Ho ho ho, December’s new LDC corpora

6 Dec

December has brought us 18 DVDs worth of data.

Chinese Gigaword Fifth Edition (1 DVD)

Known to some of you as LDC2011T13, this is Mandarin Chinese newswire stuff. Here’s what the data looks like. If you’re working on Chinese, you probably want this.

2006 NIST Speaker Recognition Evaluation Training Set (7 DVDs)

“Honey, it’s your mother.” If you don’t recognize that voice, try developing a better algorithm on this training set: LDC2011S09. This is telephone speech mostly in English, but also in Arabic, Bengali, Chinese, Hindi, Korean, Russian, Thai, Urdu, and Yue Chinese.

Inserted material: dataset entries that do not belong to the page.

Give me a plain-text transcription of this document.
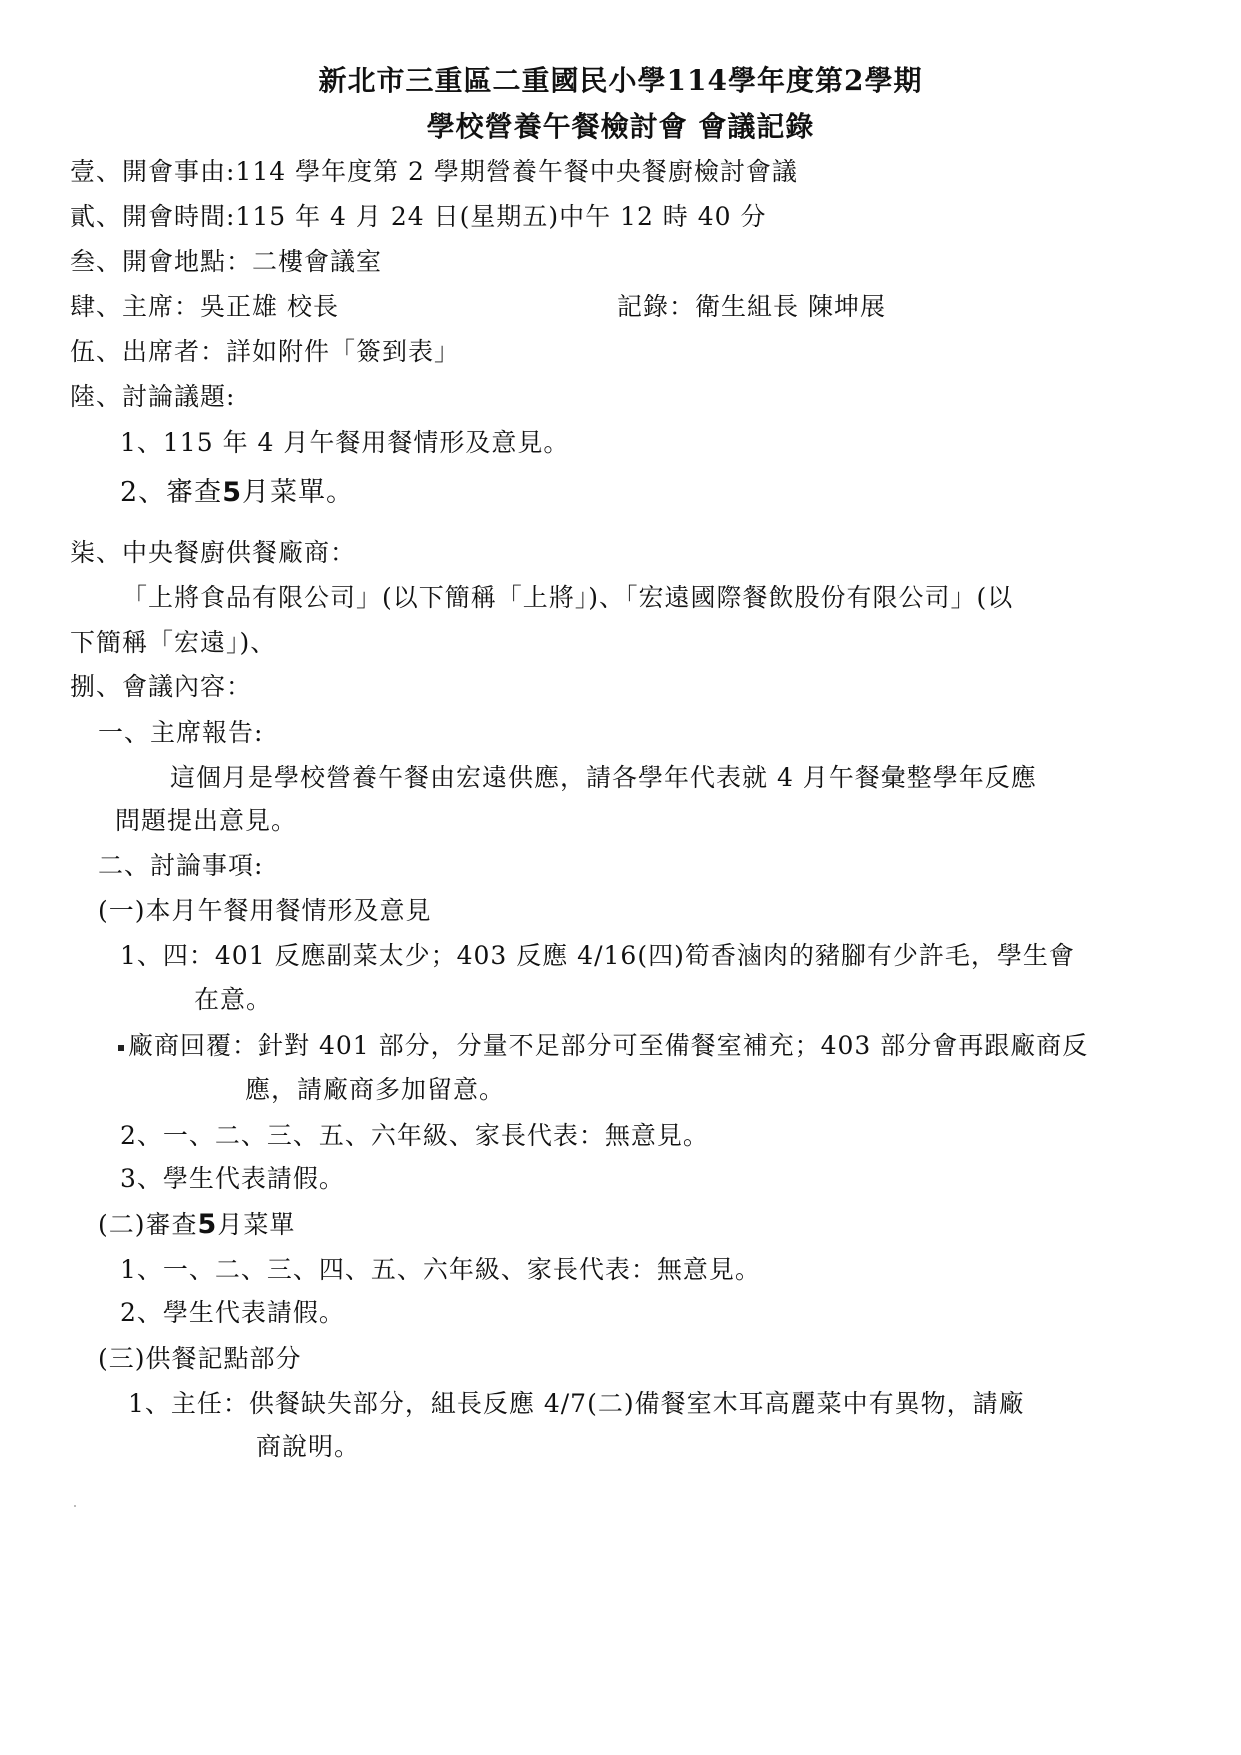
新北市三重區二重國民小學114學年度第2學期
學校營養午餐檢討會 會議記錄
壹、開會事由:114 學年度第 2 學期營養午餐中央餐廚檢討會議
貳、開會時間:115 年 4 月 24 日(星期五)中午 12 時 40 分
叁、開會地點：二樓會議室
肆、主席：吳正雄 校長	記錄：衛生組長 陳坤展
伍、出席者：詳如附件「簽到表」
陸、討論議題:
1、115 年 4 月午餐用餐情形及意見。
2、審查5月菜單。
柒、中央餐廚供餐廠商：
「上將食品有限公司」(以下簡稱「上將」)、「宏遠國際餐飲股份有限公司」(以
下簡稱「宏遠」)、
捌、會議內容：
一、主席報告:
這個月是學校營養午餐由宏遠供應，請各學年代表就 4 月午餐彙整學年反應
問題提出意見。
二、討論事項:
(一)本月午餐用餐情形及意見
1、四：401 反應副菜太少；403 反應 4/16(四)筍香滷肉的豬腳有少許毛，學生會
在意。
廠商回覆：針對 401 部分，分量不足部分可至備餐室補充；403 部分會再跟廠商反
應，請廠商多加留意。
2、一、二、三、五、六年級、家長代表：無意見。
3、學生代表請假。
(二)審查5月菜單
1、一、二、三、四、五、六年級、家長代表：無意見。
2、學生代表請假。
(三)供餐記點部分
1、主任：供餐缺失部分，組長反應 4/7(二)備餐室木耳高麗菜中有異物，請廠
商說明。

It’s 595 hours and there are English transcripts for the non-English parts.

You don’t have to be interested in only speaker identification to use this–ESL stuff, code-switching, and discourse studies would all make sense for the data here.

2006 NIST/USF Evaluation Resources for the VACE Program – Meeting Data Test Set Part 2 (10 DVDs)

In the catalog, this is called LDC2011V06 and I think you should probably follow that link. But basically you get 20 hours of meetings (held in research institutions in Pennsylvania, Virgina, Maryland, Scotland, Switzerland, and the Netherlands. (But all in English, I believe.)

For we linguists who normally work with just audio or text, this is a very rich video database. The VACE program’s goal was to extract video content automatically and to understand events. So there’s tracking of faces, hands, people, vehicles, and text. In other VACE corpora, you can get other meetings as well as broadcast news, street surveillance, unmanned aerial vehicle motion imagery. Uh, okay, so if you’re a linguist looking at unmanned aerial vehicle motion imagery, you should send me a note to tell me more. But for the rest of us, this meeting data shows group dynamics that could go in any number of directions.